Drug regulators accept low-level clinical evidence when granting early marketing authorisation, and then, at the post-authorisation stage, fail to demand the quality of evidence required to complete the evaluation. This is a disservice to all patients, because treatment choices are destined to be made, for some time, on the basis of very fragile data (5). For example, by agreeing to authorise drugs for Alzheimer's disease on the basis of an effect on amyloid plaques, a surrogate endpoint that has not been shown to correlate with improved clinical outcomes, regulatory agencies are encouraging pharmaceutical companies to choose this relatively easy evaluation method, and to neglect other, potentially more promising, avenues of research (5).

Tight deadlines, to meet the needs of patients for whom no effective treatment options currently exist, rarely lead to robustly evaluated new drugs. In the interests of all of tomorrow's patients, pharmaceutical companies should be made to continue evaluating these drugs, authorised on the basis of fragile evidence, until their evaluation meets the usual standard, if only to prevent any further exposure to drugs that are ultimately shown to be more dangerous than beneficial.

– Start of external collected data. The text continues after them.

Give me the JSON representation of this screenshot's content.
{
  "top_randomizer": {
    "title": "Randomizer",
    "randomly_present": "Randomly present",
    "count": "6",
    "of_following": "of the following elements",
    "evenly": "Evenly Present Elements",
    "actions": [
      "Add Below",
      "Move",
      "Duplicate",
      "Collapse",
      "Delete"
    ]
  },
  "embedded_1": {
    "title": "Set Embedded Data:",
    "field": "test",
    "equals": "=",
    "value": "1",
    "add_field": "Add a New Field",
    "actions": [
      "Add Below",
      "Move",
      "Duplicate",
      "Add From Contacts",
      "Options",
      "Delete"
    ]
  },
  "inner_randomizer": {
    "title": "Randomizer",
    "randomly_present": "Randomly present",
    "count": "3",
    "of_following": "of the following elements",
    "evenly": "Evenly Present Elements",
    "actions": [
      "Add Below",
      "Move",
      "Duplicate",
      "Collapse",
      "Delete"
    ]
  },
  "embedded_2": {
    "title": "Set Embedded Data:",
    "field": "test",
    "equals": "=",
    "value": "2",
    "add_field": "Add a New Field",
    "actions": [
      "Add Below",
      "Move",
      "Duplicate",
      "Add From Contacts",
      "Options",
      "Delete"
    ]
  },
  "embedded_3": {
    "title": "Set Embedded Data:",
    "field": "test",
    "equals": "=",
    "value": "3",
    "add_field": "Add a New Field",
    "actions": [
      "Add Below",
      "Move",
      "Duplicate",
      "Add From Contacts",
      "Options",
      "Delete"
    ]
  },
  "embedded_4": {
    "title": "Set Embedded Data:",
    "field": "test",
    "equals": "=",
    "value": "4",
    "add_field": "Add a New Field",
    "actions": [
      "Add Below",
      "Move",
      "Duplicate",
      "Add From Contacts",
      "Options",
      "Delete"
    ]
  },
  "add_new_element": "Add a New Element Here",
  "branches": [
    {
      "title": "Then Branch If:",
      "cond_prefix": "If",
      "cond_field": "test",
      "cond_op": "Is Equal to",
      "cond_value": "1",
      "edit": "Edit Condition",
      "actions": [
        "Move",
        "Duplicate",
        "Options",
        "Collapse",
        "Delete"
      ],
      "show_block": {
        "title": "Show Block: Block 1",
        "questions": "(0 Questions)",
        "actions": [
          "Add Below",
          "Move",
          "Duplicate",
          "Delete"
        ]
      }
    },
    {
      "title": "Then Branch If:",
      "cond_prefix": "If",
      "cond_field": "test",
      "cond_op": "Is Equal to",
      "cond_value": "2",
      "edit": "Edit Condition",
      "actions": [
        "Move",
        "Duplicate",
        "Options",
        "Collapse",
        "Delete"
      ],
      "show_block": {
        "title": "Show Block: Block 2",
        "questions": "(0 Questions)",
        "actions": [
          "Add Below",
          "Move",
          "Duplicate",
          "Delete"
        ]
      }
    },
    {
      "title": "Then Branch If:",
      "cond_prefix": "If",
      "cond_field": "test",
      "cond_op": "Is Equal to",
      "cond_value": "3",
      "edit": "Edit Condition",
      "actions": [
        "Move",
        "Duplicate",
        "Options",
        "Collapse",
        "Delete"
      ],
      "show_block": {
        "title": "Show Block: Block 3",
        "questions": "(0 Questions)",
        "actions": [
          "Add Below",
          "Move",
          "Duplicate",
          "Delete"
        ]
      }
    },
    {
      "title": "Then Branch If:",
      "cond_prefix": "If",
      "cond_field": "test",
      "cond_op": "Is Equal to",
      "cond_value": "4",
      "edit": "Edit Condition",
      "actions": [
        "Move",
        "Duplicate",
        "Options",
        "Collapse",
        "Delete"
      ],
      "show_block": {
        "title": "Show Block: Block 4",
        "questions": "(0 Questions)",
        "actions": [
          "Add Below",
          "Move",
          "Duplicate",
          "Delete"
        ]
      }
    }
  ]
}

Pharmaceutical research and development, overseen by drug regulatory agencies, must take into account both today's and tomorrow's patients.

References
1- Autrant B et al. “Traitements contre le cancer: “Le bénéfice des nouveaux médicaments, évalué à court terme, est trop incertain“” Le Monde 19 May 2023: 1 page. 
2- AF3M “Halte aux décisions mortifères de la HAS: Mise en danger des malades du myélome multiple” 12 February 2023: 2 pages.
3- Prescrire Editorial Staff “France's health technology assessment body: pushed to lower the bar!” Prescrire Int 2023; 32 (254): 305.
4- “Dr Étienne Lengliné, de la Commission de la Transparence “Il y a actuellement beaucoup d'incertitudes dans l'évaluation des médicaments”” Lymphom'Action 2023; (50): 8-11. 
5- Lynch HF and Largent E “Considering tomorrow's patients in today's drug approvals” BMJ 2023; 381:e07500017: 4 pages.
6- Prescrire Editorial Staff “Pharmaceutical research and development: a new system is needed” Prescrire Int 2017; 26 (182): 130-135.